Die Klägerin, eine zum Zeitpunkt der Kündigung fast 58 Jahre alte Altenpflegerin, die bei der Beklagten sein 1992 beschäftigt ist, wendet sich gegen die fristlose Kündigung ihres Arbeitsverhältnisses. Die ordentliche Kündigung ist auf Grund von tarifvertraglichen Regelungen ausgeschlossen. Der Kündigung erfolgte, weil die Klägerin einige Maultaschen, die ursprünglich für das  Mittagessen der Heimbewohner bestimmt waren, an sich nahm. Ob es drei bis vier oder sechs Maultaschen waren ist zwischen den Parteien streitig, ebenso die Frage, ob die Klägerin diese Maultaschen noch in dem Altenheim essen oder mit nehmen wollte. Übrig gebliebenes Mittagessen wird dort ausnahmslos als Abfall entsorgt, so wären auch diese Maultaschen weggeworfen worden. Dass es verboten war, Reste der Bewohnerverpflegung an sich zu nehmen, war der Klägerin zumindest vom Hörensagen bekannt.

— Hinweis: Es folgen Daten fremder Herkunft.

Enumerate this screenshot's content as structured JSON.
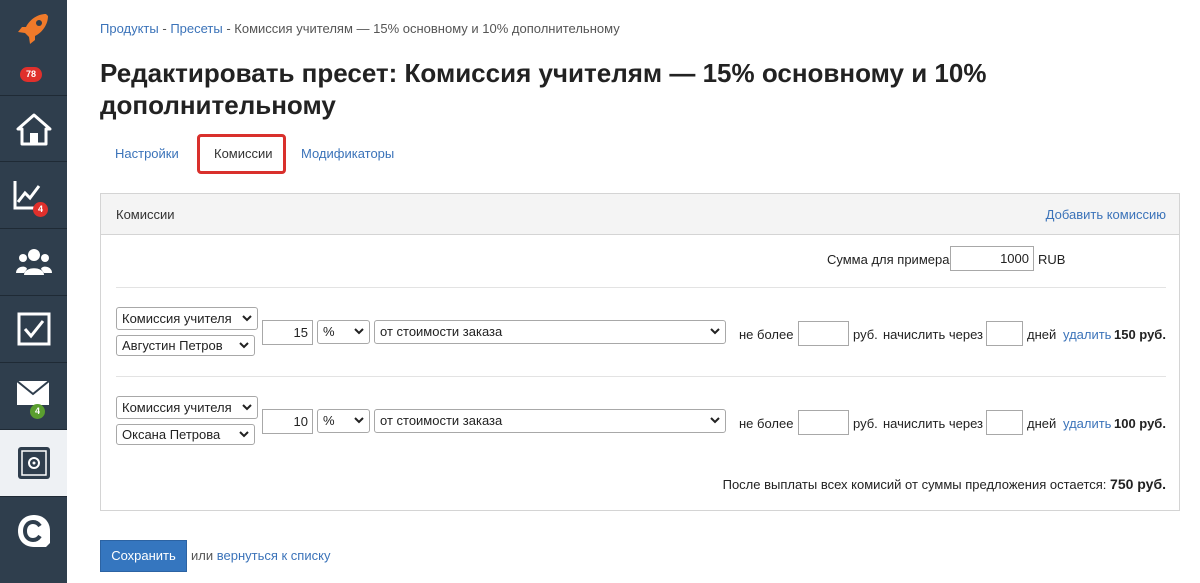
{
  "sidebar": {
    "top_badge": "78",
    "items": [
      {
        "icon": "rocket-icon"
      },
      {
        "icon": "home-icon"
      },
      {
        "icon": "chart-icon",
        "badge": "4"
      },
      {
        "icon": "users-icon"
      },
      {
        "icon": "checkbox-icon"
      },
      {
        "icon": "mail-icon",
        "badge": "4"
      },
      {
        "icon": "safe-icon"
      },
      {
        "icon": "logo-c-icon"
      }
    ]
  },
  "breadcrumb": {
    "items": [
      "Продукты",
      "Пресеты"
    ],
    "separator": " - ",
    "current": "Комиссия учителям — 15% основному и 10% дополнительному"
  },
  "page_title": "Редактировать пресет: Комиссия учителям — 15% основному и 10% дополнительному",
  "tabs": [
    {
      "label": "Настройки",
      "active": false
    },
    {
      "label": "Комиссии",
      "active": true
    },
    {
      "label": "Модификаторы",
      "active": false
    }
  ],
  "panel": {
    "title": "Комиссии",
    "add_link": "Добавить комиссию",
    "example_label": "Сумма для примера",
    "example_value": "1000",
    "example_currency": "RUB",
    "rows": [
      {
        "type": "Комиссия учителя",
        "person": "Августин Петров",
        "amount": "15",
        "unit": "%",
        "base": "от стоимости заказа",
        "max_label": "не более",
        "max_value": "",
        "currency_label": "руб.",
        "delay_label": "начислить через",
        "delay_value": "",
        "days_label": "дней",
        "delete_label": "удалить",
        "result": "150 руб."
      },
      {
        "type": "Комиссия учителя",
        "person": "Оксана Петрова",
        "amount": "10",
        "unit": "%",
        "base": "от стоимости заказа",
        "max_label": "не более",
        "max_value": "",
        "currency_label": "руб.",
        "delay_label": "начислить через",
        "delay_value": "",
        "days_label": "дней",
        "delete_label": "удалить",
        "result": "100 руб."
      }
    ],
    "remaining_label": "После выплаты всех комисий от суммы предложения остается:",
    "remaining_value": "750 руб."
  },
  "footer": {
    "save_label": "Сохранить",
    "or_label": "или",
    "back_link": "вернуться к списку"
  },
  "colors": {
    "sidebar_bg": "#2f3e4d",
    "link": "#3b73b9",
    "badge_red": "#e0302c",
    "badge_green": "#5a9e2f",
    "highlight": "#d9302c",
    "primary_button": "#3576bf"
  }
}
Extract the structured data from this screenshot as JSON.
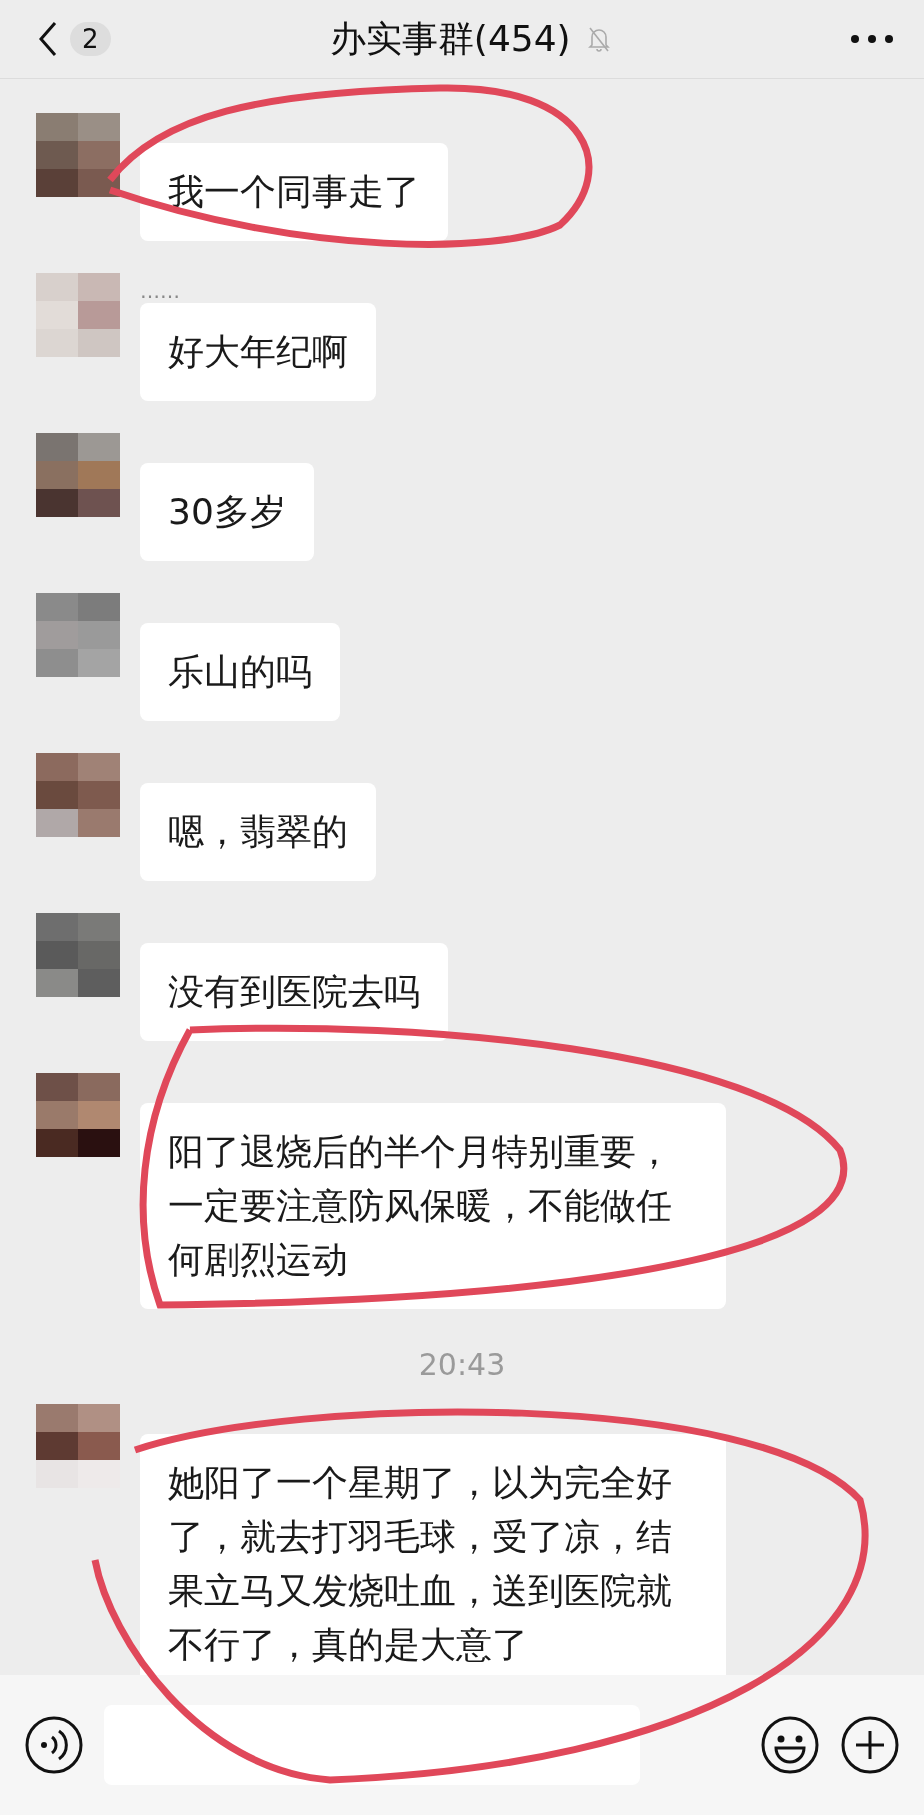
{
  "header": {
    "unread_count": "2",
    "title": "办实事群(454)",
    "muted": true
  },
  "messages": [
    {
      "kind": "text",
      "text": "我一个同事走了"
    },
    {
      "kind": "text",
      "sender": "……",
      "text": "好大年纪啊"
    },
    {
      "kind": "text",
      "text": "30多岁"
    },
    {
      "kind": "text",
      "text": "乐山的吗"
    },
    {
      "kind": "text",
      "text": "嗯，翡翠的"
    },
    {
      "kind": "text",
      "text": "没有到医院去吗"
    },
    {
      "kind": "text",
      "text": "阳了退烧后的半个月特别重要，一定要注意防风保暖，不能做任何剧烈运动"
    },
    {
      "kind": "time",
      "text": "20:43"
    },
    {
      "kind": "text",
      "text": "她阳了一个星期了，以为完全好了，就去打羽毛球，受了凉，结果立马又发烧吐血，送到医院就不行了，真的是大意了"
    }
  ]
}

Die Klägerin bestreitet, dass der Leiter der Beklagten überhaupt zu einer Kündigung berechtigt gewesen ist, jedenfalls habe sie die Kündigung unverzüglich mangels Vollmachtvorlage zurückgewiesen. Die Kündigung sei bereits deswegen unwirksam. Zudem liege jedenfalls kein Grund für eine fristlose Kündigung vor, weil die Klägerin Hunger gehabt habe und kurz nach Beendigung eine dienstliche Fortbildung habe besuchen müssen. Zudem seien die Maultaschen für den Arbeitgeber wertlos gewesen.

Demgegenüber weist die Beklagte darauf hin, dass es sich um einen Diebstahl gehandelt und die Klägerin sich die Kosten für ein Personalessen erspart habe. Der Wert der gestohlenen Sache spiele keine Rolle.

Das Arbeitsgericht hat die Klage abgewiesen und damit begründet, dass nach der Rechtsprechung des Bundesarbeitsgericht auch der Diebstahl geringwertiger Sachen an sich einen Grund zur fristlosen Kündigung darstellt.
Mit der Berufung verfolgt die Klägerin ihre Kündigungsschutzklage weiter.

Landesarbeitsgericht Baden-Württemberg, Kammern Freiburg („Maultaschenfall“- 9 Sa 75/09 )

[Quelle: PM des Landesarbeitsgerichts Baden-Württemberg vom 27.02.2010]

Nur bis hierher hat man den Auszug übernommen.